WENDING ITS WAY north from Milngavie, this was Scotland’s first designated long-distance trek, and is still one of the UK’s most popular. Passing from the lowlands into the highlands, much of the Way makes use of ancient routes to take you through some spectacular terrain.

Starting out on country roads and an old railway track, the way passes through Queen Elizabeth Forest Park and over Conic Hill before reaching the famous Loch Lomond. Circling the eastern shore of the loch, the terrain will grow more rugged as you head north. Along the way, you’ll pass through some small, picture-perfect towns that are ideal for restocking (and a quick ale), so you can carry a lighter pack.

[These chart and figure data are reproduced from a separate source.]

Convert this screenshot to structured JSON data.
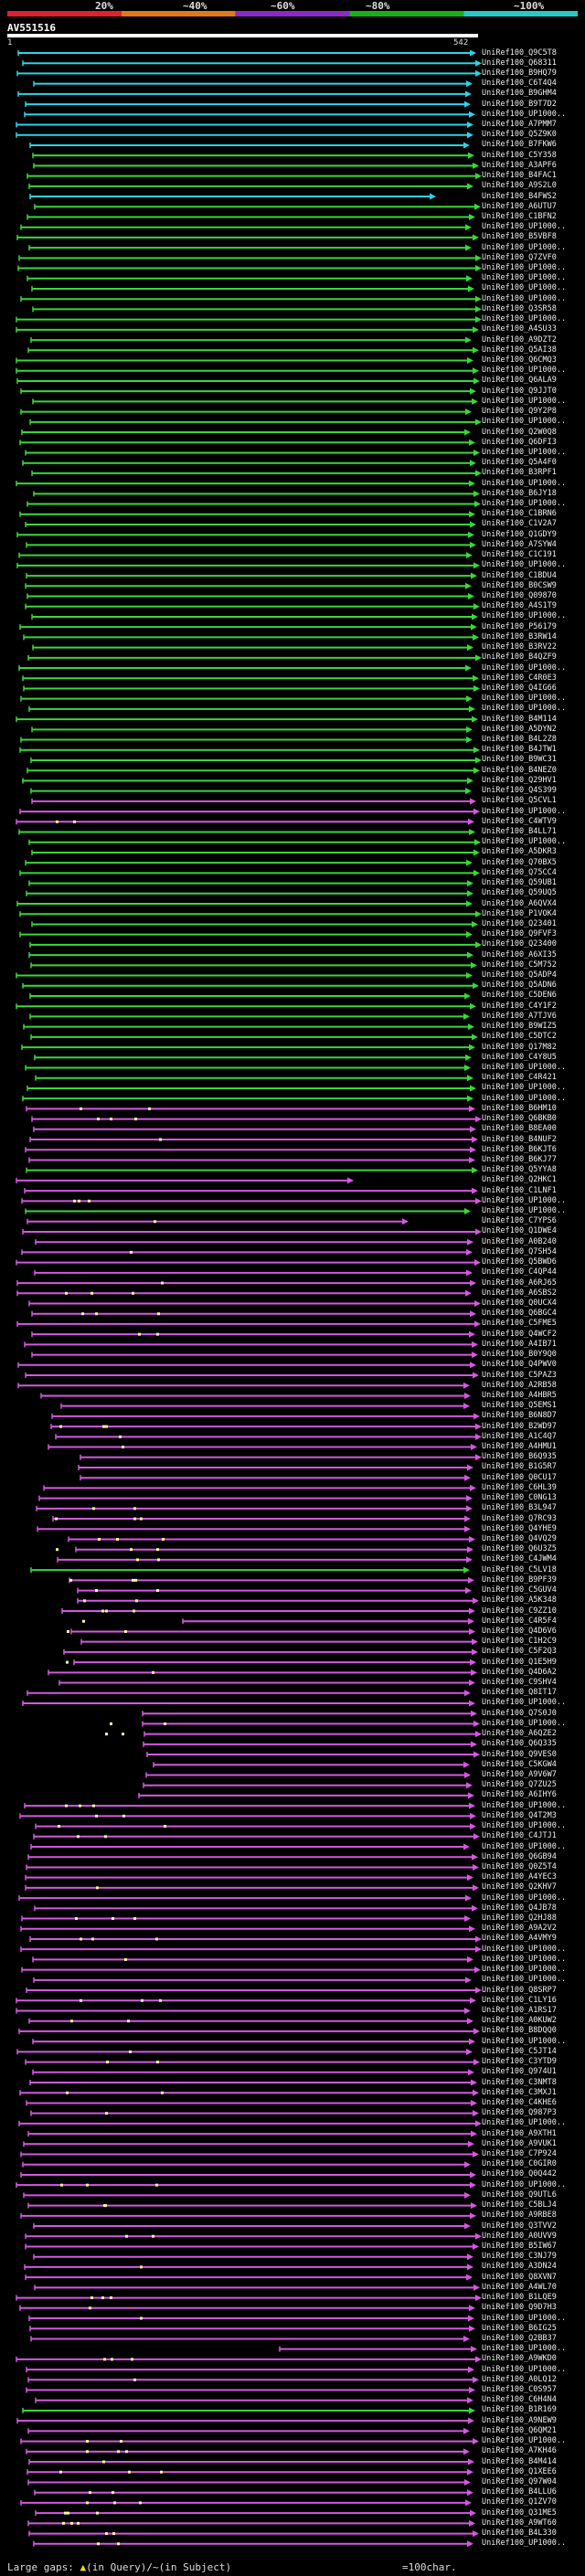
{
  "scale": {
    "labels": [
      "20%",
      "~40%",
      "~60%",
      "~80%",
      "~100%"
    ],
    "colors": [
      "#e0202a",
      "#e07a18",
      "#8a28c8",
      "#18b018",
      "#28c8c8"
    ]
  },
  "query": {
    "title": "AV551516",
    "start": "1",
    "end": "542"
  },
  "legend": {
    "left": "Large gaps: ",
    "query_gap": "(in Query)/",
    "subject_gap": "(in Subject)",
    "bar_label": "=100char."
  },
  "colors": {
    "cyan": "#2cd4e8",
    "green": "#38d838",
    "magenta": "#d458e0",
    "dot": "#f8f8a0"
  },
  "hits": [
    {
      "label": "UniRef100_Q9C5T8",
      "c": "cyan"
    },
    {
      "label": "UniRef100_Q68311",
      "c": "cyan"
    },
    {
      "label": "UniRef100_B9HQ79",
      "c": "cyan"
    },
    {
      "label": "UniRef100_C6T4Q4",
      "c": "cyan"
    },
    {
      "label": "UniRef100_B9GHM4",
      "c": "cyan"
    },
    {
      "label": "UniRef100_B9T7D2",
      "c": "cyan"
    },
    {
      "label": "UniRef100_UP1000..",
      "c": "cyan"
    },
    {
      "label": "UniRef100_A7PMM7",
      "c": "cyan"
    },
    {
      "label": "UniRef100_Q5Z9K0",
      "c": "cyan"
    },
    {
      "label": "UniRef100_B7FKW6",
      "c": "cyan"
    },
    {
      "label": "UniRef100_C5Y358",
      "c": "green"
    },
    {
      "label": "UniRef100_A3APF6",
      "c": "green"
    },
    {
      "label": "UniRef100_B4FAC1",
      "c": "green"
    },
    {
      "label": "UniRef100_A9S2L0",
      "c": "green"
    },
    {
      "label": "UniRef100_B4FWS2",
      "c": "cyan"
    },
    {
      "label": "UniRef100_A6UTU7",
      "c": "green"
    },
    {
      "label": "UniRef100_C1BFN2",
      "c": "green"
    },
    {
      "label": "UniRef100_UP1000..",
      "c": "green"
    },
    {
      "label": "UniRef100_B5VBF8",
      "c": "green"
    },
    {
      "label": "UniRef100_UP1000..",
      "c": "green"
    },
    {
      "label": "UniRef100_Q7ZVF0",
      "c": "green"
    },
    {
      "label": "UniRef100_UP1000..",
      "c": "green"
    },
    {
      "label": "UniRef100_UP1000..",
      "c": "green"
    },
    {
      "label": "UniRef100_UP1000..",
      "c": "green"
    },
    {
      "label": "UniRef100_UP1000..",
      "c": "green"
    },
    {
      "label": "UniRef100_Q3SR58",
      "c": "green"
    },
    {
      "label": "UniRef100_UP1000..",
      "c": "green"
    },
    {
      "label": "UniRef100_A4SU33",
      "c": "green"
    },
    {
      "label": "UniRef100_A9DZT2",
      "c": "green"
    },
    {
      "label": "UniRef100_Q5AI38",
      "c": "green"
    },
    {
      "label": "UniRef100_Q6CMQ3",
      "c": "green"
    },
    {
      "label": "UniRef100_UP1000..",
      "c": "green"
    },
    {
      "label": "UniRef100_Q6ALA9",
      "c": "green"
    },
    {
      "label": "UniRef100_Q9JJT0",
      "c": "green"
    },
    {
      "label": "UniRef100_UP1000..",
      "c": "green"
    },
    {
      "label": "UniRef100_Q9Y2P8",
      "c": "green"
    },
    {
      "label": "UniRef100_UP1000..",
      "c": "green"
    },
    {
      "label": "UniRef100_Q2W0Q8",
      "c": "green"
    },
    {
      "label": "UniRef100_Q6DFI3",
      "c": "green"
    },
    {
      "label": "UniRef100_UP1000..",
      "c": "green"
    },
    {
      "label": "UniRef100_Q5A4F0",
      "c": "green"
    },
    {
      "label": "UniRef100_B3RPF1",
      "c": "green"
    },
    {
      "label": "UniRef100_UP1000..",
      "c": "green"
    },
    {
      "label": "UniRef100_B6JY18",
      "c": "green"
    },
    {
      "label": "UniRef100_UP1000..",
      "c": "green"
    },
    {
      "label": "UniRef100_C1BRN6",
      "c": "green"
    },
    {
      "label": "UniRef100_C1V2A7",
      "c": "green"
    },
    {
      "label": "UniRef100_Q1GDY9",
      "c": "green"
    },
    {
      "label": "UniRef100_A7SYW4",
      "c": "green"
    },
    {
      "label": "UniRef100_C1C191",
      "c": "green"
    },
    {
      "label": "UniRef100_UP1000..",
      "c": "green"
    },
    {
      "label": "UniRef100_C1BDU4",
      "c": "green"
    },
    {
      "label": "UniRef100_B0CSW9",
      "c": "green"
    },
    {
      "label": "UniRef100_Q09870",
      "c": "green"
    },
    {
      "label": "UniRef100_A4S1T9",
      "c": "green"
    },
    {
      "label": "UniRef100_UP1000..",
      "c": "green"
    },
    {
      "label": "UniRef100_P56179",
      "c": "green"
    },
    {
      "label": "UniRef100_B3RW14",
      "c": "green"
    },
    {
      "label": "UniRef100_B3RV22",
      "c": "green"
    },
    {
      "label": "UniRef100_B4QZF9",
      "c": "green"
    },
    {
      "label": "UniRef100_UP1000..",
      "c": "green"
    },
    {
      "label": "UniRef100_C4R0E3",
      "c": "green"
    },
    {
      "label": "UniRef100_Q4IG66",
      "c": "green"
    },
    {
      "label": "UniRef100_UP1000..",
      "c": "green"
    },
    {
      "label": "UniRef100_UP1000..",
      "c": "green"
    },
    {
      "label": "UniRef100_B4M114",
      "c": "green"
    },
    {
      "label": "UniRef100_A5DYN2",
      "c": "green"
    },
    {
      "label": "UniRef100_B4L2Z8",
      "c": "green"
    },
    {
      "label": "UniRef100_B4JTW1",
      "c": "green"
    },
    {
      "label": "UniRef100_B9WC31",
      "c": "green"
    },
    {
      "label": "UniRef100_B4NEZ0",
      "c": "green"
    },
    {
      "label": "UniRef100_Q29HV1",
      "c": "green"
    },
    {
      "label": "UniRef100_Q4S399",
      "c": "green"
    },
    {
      "label": "UniRef100_Q5CVL1",
      "c": "magenta"
    },
    {
      "label": "UniRef100_UP1000..",
      "c": "magenta"
    },
    {
      "label": "UniRef100_C4WTV9",
      "c": "magenta"
    },
    {
      "label": "UniRef100_B4LL71",
      "c": "green"
    },
    {
      "label": "UniRef100_UP1000..",
      "c": "green"
    },
    {
      "label": "UniRef100_A5DKR3",
      "c": "green"
    },
    {
      "label": "UniRef100_Q70BX5",
      "c": "green"
    },
    {
      "label": "UniRef100_Q75CC4",
      "c": "green"
    },
    {
      "label": "UniRef100_Q59UB1",
      "c": "green"
    },
    {
      "label": "UniRef100_Q59UQ5",
      "c": "green"
    },
    {
      "label": "UniRef100_A6QVX4",
      "c": "green"
    },
    {
      "label": "UniRef100_P1VOK4",
      "c": "green"
    },
    {
      "label": "UniRef100_Q23401",
      "c": "green"
    },
    {
      "label": "UniRef100_Q9FVF3",
      "c": "green"
    },
    {
      "label": "UniRef100_Q23400",
      "c": "green"
    },
    {
      "label": "UniRef100_A6XI35",
      "c": "green"
    },
    {
      "label": "UniRef100_C5M752",
      "c": "green"
    },
    {
      "label": "UniRef100_Q5ADP4",
      "c": "green"
    },
    {
      "label": "UniRef100_Q5ADN6",
      "c": "green"
    },
    {
      "label": "UniRef100_C5DEN6",
      "c": "green"
    },
    {
      "label": "UniRef100_C4Y1F2",
      "c": "green"
    },
    {
      "label": "UniRef100_A7TJV6",
      "c": "green"
    },
    {
      "label": "UniRef100_B9WIZ5",
      "c": "green"
    },
    {
      "label": "UniRef100_C5DTC2",
      "c": "green"
    },
    {
      "label": "UniRef100_Q17M82",
      "c": "green"
    },
    {
      "label": "UniRef100_C4Y8U5",
      "c": "green"
    },
    {
      "label": "UniRef100_UP1000..",
      "c": "green"
    },
    {
      "label": "UniRef100_C4R421",
      "c": "green"
    },
    {
      "label": "UniRef100_UP1000..",
      "c": "green"
    },
    {
      "label": "UniRef100_UP1000..",
      "c": "green"
    },
    {
      "label": "UniRef100_B6HM10",
      "c": "magenta"
    },
    {
      "label": "UniRef100_Q6BKB0",
      "c": "magenta"
    },
    {
      "label": "UniRef100_B8EA00",
      "c": "magenta"
    },
    {
      "label": "UniRef100_B4NUF2",
      "c": "magenta"
    },
    {
      "label": "UniRef100_B6KJT6",
      "c": "magenta"
    },
    {
      "label": "UniRef100_B6KJ77",
      "c": "magenta"
    },
    {
      "label": "UniRef100_Q5YYA8",
      "c": "green"
    },
    {
      "label": "UniRef100_Q2HKC1",
      "c": "magenta"
    },
    {
      "label": "UniRef100_C1LNF1",
      "c": "magenta"
    },
    {
      "label": "UniRef100_UP1000..",
      "c": "magenta"
    },
    {
      "label": "UniRef100_UP1000..",
      "c": "green"
    },
    {
      "label": "UniRef100_C7YPS6",
      "c": "magenta"
    },
    {
      "label": "UniRef100_Q1DWE4",
      "c": "magenta"
    },
    {
      "label": "UniRef100_A0B240",
      "c": "magenta"
    },
    {
      "label": "UniRef100_Q7SH54",
      "c": "magenta"
    },
    {
      "label": "UniRef100_Q5BWD6",
      "c": "magenta"
    },
    {
      "label": "UniRef100_C4QP44",
      "c": "magenta"
    },
    {
      "label": "UniRef100_A6RJ65",
      "c": "magenta"
    },
    {
      "label": "UniRef100_A6SBS2",
      "c": "magenta"
    },
    {
      "label": "UniRef100_Q0UCX4",
      "c": "magenta"
    },
    {
      "label": "UniRef100_Q6BGC4",
      "c": "magenta"
    },
    {
      "label": "UniRef100_C5FME5",
      "c": "magenta"
    },
    {
      "label": "UniRef100_Q4WCF2",
      "c": "magenta"
    },
    {
      "label": "UniRef100_A4IB71",
      "c": "magenta"
    },
    {
      "label": "UniRef100_B0Y9Q0",
      "c": "magenta"
    },
    {
      "label": "UniRef100_Q4PWV0",
      "c": "magenta"
    },
    {
      "label": "UniRef100_C5PAZ3",
      "c": "magenta"
    },
    {
      "label": "UniRef100_A2RB58",
      "c": "magenta"
    },
    {
      "label": "UniRef100_A4HBR5",
      "c": "magenta"
    },
    {
      "label": "UniRef100_Q5EMS1",
      "c": "magenta"
    },
    {
      "label": "UniRef100_B6N8D7",
      "c": "magenta"
    },
    {
      "label": "UniRef100_B2WD97",
      "c": "magenta"
    },
    {
      "label": "UniRef100_A1C4Q7",
      "c": "magenta"
    },
    {
      "label": "UniRef100_A4HMU1",
      "c": "magenta"
    },
    {
      "label": "UniRef100_B6Q935",
      "c": "magenta"
    },
    {
      "label": "UniRef100_B1G5R7",
      "c": "magenta"
    },
    {
      "label": "UniRef100_Q0CU17",
      "c": "magenta"
    },
    {
      "label": "UniRef100_C6HL39",
      "c": "magenta"
    },
    {
      "label": "UniRef100_C0NG13",
      "c": "magenta"
    },
    {
      "label": "UniRef100_B3L947",
      "c": "magenta"
    },
    {
      "label": "UniRef100_Q7RC93",
      "c": "magenta"
    },
    {
      "label": "UniRef100_Q4YHE9",
      "c": "magenta"
    },
    {
      "label": "UniRef100_Q4VQ29",
      "c": "magenta"
    },
    {
      "label": "UniRef100_Q6U3Z5",
      "c": "magenta"
    },
    {
      "label": "UniRef100_C4JWM4",
      "c": "magenta"
    },
    {
      "label": "UniRef100_C5LV18",
      "c": "green"
    },
    {
      "label": "UniRef100_B9PF39",
      "c": "magenta"
    },
    {
      "label": "UniRef100_C5GUV4",
      "c": "magenta"
    },
    {
      "label": "UniRef100_A5K348",
      "c": "magenta"
    },
    {
      "label": "UniRef100_C9ZZ10",
      "c": "magenta"
    },
    {
      "label": "UniRef100_C4R5F4",
      "c": "magenta"
    },
    {
      "label": "UniRef100_Q4D6V6",
      "c": "magenta"
    },
    {
      "label": "UniRef100_C1H2C9",
      "c": "magenta"
    },
    {
      "label": "UniRef100_C5F2Q3",
      "c": "magenta"
    },
    {
      "label": "UniRef100_Q1E5H9",
      "c": "magenta"
    },
    {
      "label": "UniRef100_Q4D6A2",
      "c": "magenta"
    },
    {
      "label": "UniRef100_C9SHV4",
      "c": "magenta"
    },
    {
      "label": "UniRef100_Q8IT17",
      "c": "magenta"
    },
    {
      "label": "UniRef100_UP1000..",
      "c": "magenta"
    },
    {
      "label": "UniRef100_Q7S0J0",
      "c": "magenta"
    },
    {
      "label": "UniRef100_UP1000..",
      "c": "magenta"
    },
    {
      "label": "UniRef100_A6QZE2",
      "c": "magenta"
    },
    {
      "label": "UniRef100_Q6Q335",
      "c": "magenta"
    },
    {
      "label": "UniRef100_Q9VES0",
      "c": "magenta"
    },
    {
      "label": "UniRef100_C5KGW4",
      "c": "magenta"
    },
    {
      "label": "UniRef100_A9V6W7",
      "c": "magenta"
    },
    {
      "label": "UniRef100_Q7ZU25",
      "c": "magenta"
    },
    {
      "label": "UniRef100_A6IHY6",
      "c": "magenta"
    },
    {
      "label": "UniRef100_UP1000..",
      "c": "magenta"
    },
    {
      "label": "UniRef100_Q4T2M3",
      "c": "magenta"
    },
    {
      "label": "UniRef100_UP1000..",
      "c": "magenta"
    },
    {
      "label": "UniRef100_C4JTJ1",
      "c": "magenta"
    },
    {
      "label": "UniRef100_UP1000..",
      "c": "magenta"
    },
    {
      "label": "UniRef100_Q6GB94",
      "c": "magenta"
    },
    {
      "label": "UniRef100_Q0Z5T4",
      "c": "magenta"
    },
    {
      "label": "UniRef100_A4YEC3",
      "c": "magenta"
    },
    {
      "label": "UniRef100_Q2KHV7",
      "c": "magenta"
    },
    {
      "label": "UniRef100_UP1000..",
      "c": "magenta"
    },
    {
      "label": "UniRef100_Q4JB78",
      "c": "magenta"
    },
    {
      "label": "UniRef100_Q2HJ88",
      "c": "magenta"
    },
    {
      "label": "UniRef100_A9A2V2",
      "c": "magenta"
    },
    {
      "label": "UniRef100_A4VMY9",
      "c": "magenta"
    },
    {
      "label": "UniRef100_UP1000..",
      "c": "magenta"
    },
    {
      "label": "UniRef100_UP1000..",
      "c": "magenta"
    },
    {
      "label": "UniRef100_UP1000..",
      "c": "magenta"
    },
    {
      "label": "UniRef100_UP1000..",
      "c": "magenta"
    },
    {
      "label": "UniRef100_Q8SRP7",
      "c": "magenta"
    },
    {
      "label": "UniRef100_C1LY16",
      "c": "magenta"
    },
    {
      "label": "UniRef100_A1RS17",
      "c": "magenta"
    },
    {
      "label": "UniRef100_A0KUW2",
      "c": "magenta"
    },
    {
      "label": "UniRef100_B8DQQ0",
      "c": "magenta"
    },
    {
      "label": "UniRef100_UP1000..",
      "c": "magenta"
    },
    {
      "label": "UniRef100_C5JT14",
      "c": "magenta"
    },
    {
      "label": "UniRef100_C3YTD9",
      "c": "magenta"
    },
    {
      "label": "UniRef100_Q974U1",
      "c": "magenta"
    },
    {
      "label": "UniRef100_C3NMT8",
      "c": "magenta"
    },
    {
      "label": "UniRef100_C3MXJ1",
      "c": "magenta"
    },
    {
      "label": "UniRef100_C4KHE6",
      "c": "magenta"
    },
    {
      "label": "UniRef100_Q987P3",
      "c": "magenta"
    },
    {
      "label": "UniRef100_UP1000..",
      "c": "magenta"
    },
    {
      "label": "UniRef100_A9XTH1",
      "c": "magenta"
    },
    {
      "label": "UniRef100_A9VUK1",
      "c": "magenta"
    },
    {
      "label": "UniRef100_C7P924",
      "c": "magenta"
    },
    {
      "label": "UniRef100_C0GIR0",
      "c": "magenta"
    },
    {
      "label": "UniRef100_Q0Q442",
      "c": "magenta"
    },
    {
      "label": "UniRef100_UP1000..",
      "c": "magenta"
    },
    {
      "label": "UniRef100_Q9UTL6",
      "c": "magenta"
    },
    {
      "label": "UniRef100_C5BLJ4",
      "c": "magenta"
    },
    {
      "label": "UniRef100_A9RBE8",
      "c": "magenta"
    },
    {
      "label": "UniRef100_Q3TVV2",
      "c": "magenta"
    },
    {
      "label": "UniRef100_A0UVV9",
      "c": "magenta"
    },
    {
      "label": "UniRef100_B5IW67",
      "c": "magenta"
    },
    {
      "label": "UniRef100_C3NJ79",
      "c": "magenta"
    },
    {
      "label": "UniRef100_A3DN24",
      "c": "magenta"
    },
    {
      "label": "UniRef100_Q8XVN7",
      "c": "magenta"
    },
    {
      "label": "UniRef100_A4WL70",
      "c": "magenta"
    },
    {
      "label": "UniRef100_B1LQE9",
      "c": "magenta"
    },
    {
      "label": "UniRef100_Q9D7H3",
      "c": "magenta"
    },
    {
      "label": "UniRef100_UP1000..",
      "c": "magenta"
    },
    {
      "label": "UniRef100_B6IG25",
      "c": "magenta"
    },
    {
      "label": "UniRef100_Q2BB37",
      "c": "magenta"
    },
    {
      "label": "UniRef100_UP1000..",
      "c": "magenta"
    },
    {
      "label": "UniRef100_A9WKD0",
      "c": "magenta"
    },
    {
      "label": "UniRef100_UP1000..",
      "c": "magenta"
    },
    {
      "label": "UniRef100_A0LQ12",
      "c": "magenta"
    },
    {
      "label": "UniRef100_C0S957",
      "c": "magenta"
    },
    {
      "label": "UniRef100_C6H4N4",
      "c": "magenta"
    },
    {
      "label": "UniRef100_B1R169",
      "c": "green"
    },
    {
      "label": "UniRef100_A9NEW9",
      "c": "magenta"
    },
    {
      "label": "UniRef100_Q6QM21",
      "c": "magenta"
    },
    {
      "label": "UniRef100_UP1000..",
      "c": "magenta"
    },
    {
      "label": "UniRef100_A7KH46",
      "c": "magenta"
    },
    {
      "label": "UniRef100_B4M414",
      "c": "magenta"
    },
    {
      "label": "UniRef100_Q1XEE6",
      "c": "magenta"
    },
    {
      "label": "UniRef100_Q97W04",
      "c": "magenta"
    },
    {
      "label": "UniRef100_B4LLU6",
      "c": "magenta"
    },
    {
      "label": "UniRef100_Q1ZV70",
      "c": "magenta"
    },
    {
      "label": "UniRef100_Q31ME5",
      "c": "magenta"
    },
    {
      "label": "UniRef100_A9WT60",
      "c": "magenta"
    },
    {
      "label": "UniRef100_B4L330",
      "c": "magenta"
    },
    {
      "label": "UniRef100_UP1000..",
      "c": "magenta"
    }
  ]
}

One of the highlights of the walk is crossing Rannoch Moor – you’ll follow the line of the road across a seemingly endless heathery moor, with distant mountains on every side. You eventually approach Buachaille Etive Mor – one of the most iconic and photographed mountains of Scotland. Climb the zigzagging Devil’s Staircase to the summit and you’ll be greeted with views of the rough terrain ahead.

The final stage of the Way will get you through Kinlochleven down into Glen Nevis, and the town off Fort William. The Way doesn’t actually send you up Ben Nevis, Britain’s highest mountain, but does take you past the visitor’s centre at the bottom, leaving you a choice – tack on a quick 1344m ascent or head to the finish line.

Accommodation isn’t an issue – you can wild camp in small numbers without a permit, and there are also bothies, micro-lodges and campsites along the way. Of course, for anyone looking for a bit more comfort, there are countless B&Bs. A much greater concern is the weather – you’ll need to check forecasts as regularly as you can, and be ready for wet weather as well as warm, and also be prepared to battle with some boggy landscapes.